By using the Frostavallen conference as a case study for media events, we have analysed how the Nordic countries performed a Nordic environmental model for both domestic and international audiences, by means of place, time, and content. With this performance of a green modernity, the Nordics place branded their region as environmentally far-sighted, reinforcing an image of the Nordic region as distinct and exceptional but temporally so, rather than being an unrealistic dream. The 1975 conference provided a framework within which the Nordic countries could construct a shared regional identity, creating progressive solutions in terms of policies and technologies, which could then be modelled by others in the future. Ultimately, this performance had clear diplomatic and political goals in disseminating Nordic environmental ideas and solutions to global challenges but was equally based on the legitimization of Nordic claims to leadership and progressiveness.

This shows a duality in Nordic environmental messaging as both altruistic problem-solving and a means of exerting power and maintaining legitimacy in the face of domestic and international pressures, all whilst apparently reconciling economic growth and environmental protection. Yet in contrast to a uniformly social democratic Nordic identity, this green messaging of modernity stemmed from the interplay between domestic, regional, and international levels, and was anchored firmly in Nordic cooperation and external conceptions of the Nordic region. As an identity equally shaped by national and international developments, expectations, and narratives, and serving political interests of varying character, a Nordic idea and performance of green modernity existed not instead of a Danish, Norwegian or Swedish one, but in addition to it.
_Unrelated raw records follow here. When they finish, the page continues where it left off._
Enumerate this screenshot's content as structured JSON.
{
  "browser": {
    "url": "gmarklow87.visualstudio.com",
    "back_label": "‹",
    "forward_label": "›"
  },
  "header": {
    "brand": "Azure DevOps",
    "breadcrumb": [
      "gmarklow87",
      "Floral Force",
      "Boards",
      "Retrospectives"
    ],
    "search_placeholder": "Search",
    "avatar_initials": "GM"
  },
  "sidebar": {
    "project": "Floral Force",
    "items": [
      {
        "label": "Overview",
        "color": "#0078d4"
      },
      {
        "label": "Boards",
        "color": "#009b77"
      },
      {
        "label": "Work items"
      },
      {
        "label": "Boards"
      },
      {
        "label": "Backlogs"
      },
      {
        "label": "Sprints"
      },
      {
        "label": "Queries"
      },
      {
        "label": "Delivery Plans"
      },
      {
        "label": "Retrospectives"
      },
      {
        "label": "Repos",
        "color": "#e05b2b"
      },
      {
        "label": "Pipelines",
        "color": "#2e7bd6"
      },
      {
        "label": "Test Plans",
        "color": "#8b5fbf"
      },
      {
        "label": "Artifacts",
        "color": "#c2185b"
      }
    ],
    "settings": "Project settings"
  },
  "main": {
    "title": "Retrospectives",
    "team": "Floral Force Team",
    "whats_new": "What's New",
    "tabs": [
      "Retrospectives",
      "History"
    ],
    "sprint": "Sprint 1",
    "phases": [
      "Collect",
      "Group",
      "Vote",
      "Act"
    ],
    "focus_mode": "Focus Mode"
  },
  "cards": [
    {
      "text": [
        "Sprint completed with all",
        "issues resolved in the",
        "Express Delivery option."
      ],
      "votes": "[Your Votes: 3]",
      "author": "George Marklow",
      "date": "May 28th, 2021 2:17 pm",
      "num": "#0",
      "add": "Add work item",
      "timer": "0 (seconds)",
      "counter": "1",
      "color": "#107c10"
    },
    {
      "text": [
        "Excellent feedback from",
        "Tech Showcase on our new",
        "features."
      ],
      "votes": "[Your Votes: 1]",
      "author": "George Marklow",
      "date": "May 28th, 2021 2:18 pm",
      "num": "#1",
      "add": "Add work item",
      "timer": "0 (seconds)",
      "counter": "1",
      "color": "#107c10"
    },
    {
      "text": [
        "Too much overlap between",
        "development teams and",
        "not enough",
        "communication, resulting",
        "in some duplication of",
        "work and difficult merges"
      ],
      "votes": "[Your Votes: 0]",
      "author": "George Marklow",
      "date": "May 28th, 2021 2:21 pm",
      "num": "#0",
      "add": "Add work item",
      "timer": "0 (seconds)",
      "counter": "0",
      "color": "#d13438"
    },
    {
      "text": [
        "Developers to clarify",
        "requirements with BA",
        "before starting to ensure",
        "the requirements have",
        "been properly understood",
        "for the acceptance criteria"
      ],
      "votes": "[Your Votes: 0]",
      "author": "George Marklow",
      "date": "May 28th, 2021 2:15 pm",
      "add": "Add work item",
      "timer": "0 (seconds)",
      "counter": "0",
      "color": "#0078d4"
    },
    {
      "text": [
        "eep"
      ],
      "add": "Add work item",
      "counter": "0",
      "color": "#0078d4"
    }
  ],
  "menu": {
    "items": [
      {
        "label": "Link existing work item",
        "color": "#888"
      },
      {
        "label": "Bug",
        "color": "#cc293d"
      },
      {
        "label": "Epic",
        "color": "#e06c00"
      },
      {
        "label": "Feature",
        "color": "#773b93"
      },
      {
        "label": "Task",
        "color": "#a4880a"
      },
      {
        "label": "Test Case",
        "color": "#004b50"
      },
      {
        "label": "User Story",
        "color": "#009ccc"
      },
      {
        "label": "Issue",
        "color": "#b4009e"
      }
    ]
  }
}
Moreover, we can see how some of the broader narratives of ecological management and of the pristine Nordic states embodied at the Frostavallen conference bleed into other areas of domestic politics. Careful cooperation and management of the Nordic body politic feeds into other conceptions of the Nordic space and harks back to the dreamscapes of Nordic high modernism in which people, environments, and states were integrated into the same project. As such, Nordic Green Modern also offers a counter-narrative to decline and disintegration by offering a vision of a Nordic project shorn of its political complexity on the global stage.